Not laughing until "The enthused barbarian" was quite an accomplishment, considering the earlier mentions of "crimson droplets of escaping life fluid".

To Japan. Who kept a straight face until "Grignr's emerald green orbs stared lustfully at the wallowing soldier—"

-to China, who barely managed a sentence before handing off to France—

-oh God, France.

France had definitely played this before, or something like it, and finished off the chapter, lasting until "her stringy orchid twines of hair swaying gracefully over the lithe opaque nose", at which point his professional cheap-romance-novel-reader voice gave out.

England didn't even try.

America managed well enough until "a loin cloth brandishing a long steel broad sword" sent him into a giggling fit.

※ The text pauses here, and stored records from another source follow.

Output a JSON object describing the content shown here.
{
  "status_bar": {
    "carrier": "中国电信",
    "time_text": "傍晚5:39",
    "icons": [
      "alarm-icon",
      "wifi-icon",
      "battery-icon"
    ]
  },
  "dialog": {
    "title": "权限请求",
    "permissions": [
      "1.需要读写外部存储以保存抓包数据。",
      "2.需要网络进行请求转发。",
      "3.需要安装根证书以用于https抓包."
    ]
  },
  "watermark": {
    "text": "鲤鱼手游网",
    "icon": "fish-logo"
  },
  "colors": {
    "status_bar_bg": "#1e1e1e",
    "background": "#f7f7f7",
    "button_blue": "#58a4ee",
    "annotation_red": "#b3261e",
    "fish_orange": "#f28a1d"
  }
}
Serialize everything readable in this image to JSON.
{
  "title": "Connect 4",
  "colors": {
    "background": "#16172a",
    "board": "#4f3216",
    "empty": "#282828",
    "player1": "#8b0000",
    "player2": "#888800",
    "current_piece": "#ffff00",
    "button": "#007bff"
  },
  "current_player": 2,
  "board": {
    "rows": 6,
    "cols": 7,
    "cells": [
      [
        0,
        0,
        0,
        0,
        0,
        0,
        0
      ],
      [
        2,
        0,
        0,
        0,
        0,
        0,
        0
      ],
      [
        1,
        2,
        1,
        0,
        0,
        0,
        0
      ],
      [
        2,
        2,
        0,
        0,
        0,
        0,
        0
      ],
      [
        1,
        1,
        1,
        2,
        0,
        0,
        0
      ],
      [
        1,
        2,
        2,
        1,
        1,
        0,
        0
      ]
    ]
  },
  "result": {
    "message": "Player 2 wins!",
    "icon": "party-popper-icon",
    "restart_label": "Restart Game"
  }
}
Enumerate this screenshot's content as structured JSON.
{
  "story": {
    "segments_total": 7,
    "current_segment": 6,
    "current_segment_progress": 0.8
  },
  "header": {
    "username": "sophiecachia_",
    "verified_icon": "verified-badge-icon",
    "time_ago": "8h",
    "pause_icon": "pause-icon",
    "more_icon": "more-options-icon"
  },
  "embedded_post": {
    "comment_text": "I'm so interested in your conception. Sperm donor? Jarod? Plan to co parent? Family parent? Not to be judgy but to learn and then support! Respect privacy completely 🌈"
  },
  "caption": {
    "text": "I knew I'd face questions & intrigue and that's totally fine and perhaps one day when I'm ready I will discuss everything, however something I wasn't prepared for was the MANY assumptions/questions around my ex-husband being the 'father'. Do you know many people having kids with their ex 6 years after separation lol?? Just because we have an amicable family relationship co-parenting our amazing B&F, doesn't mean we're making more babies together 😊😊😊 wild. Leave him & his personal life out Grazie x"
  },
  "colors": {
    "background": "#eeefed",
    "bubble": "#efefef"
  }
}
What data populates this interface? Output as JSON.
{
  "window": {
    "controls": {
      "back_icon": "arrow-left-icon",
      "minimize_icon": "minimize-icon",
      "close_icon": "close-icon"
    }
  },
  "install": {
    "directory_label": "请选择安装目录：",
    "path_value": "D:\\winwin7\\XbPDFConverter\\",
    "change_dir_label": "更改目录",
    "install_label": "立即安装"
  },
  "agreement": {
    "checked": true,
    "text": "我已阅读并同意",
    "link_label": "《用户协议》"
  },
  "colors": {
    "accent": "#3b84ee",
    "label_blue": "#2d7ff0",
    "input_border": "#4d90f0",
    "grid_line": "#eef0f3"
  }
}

By the time it had come around to Veneziano again, there was something that possibly could have been a sex scene going on, although it could also have been enthusiastic hugging.

God.

The voices. Even when nobody was actually talking, Veneziano still did voices and had specific faces to go along with them, and the one he made for "caressed her firm protruding busts" was a sight to behold.

As Veneziano managed to get past the word "thews" without losing it, which had obviously been a struggle, Germany wondered what would have happened if Romano had been here.

He ended up having to pick up at "segregated torso", and decided that, considering the way America fell sideways at his attempt to do voices for— Grignr? Germany still wasn't very sure about that— perhaps this wasn't a horrible game.

He still wouldn't invite Prussia, though.


All text quoted from "The Eye of Argon" is verbatim. You cannot make this shit up.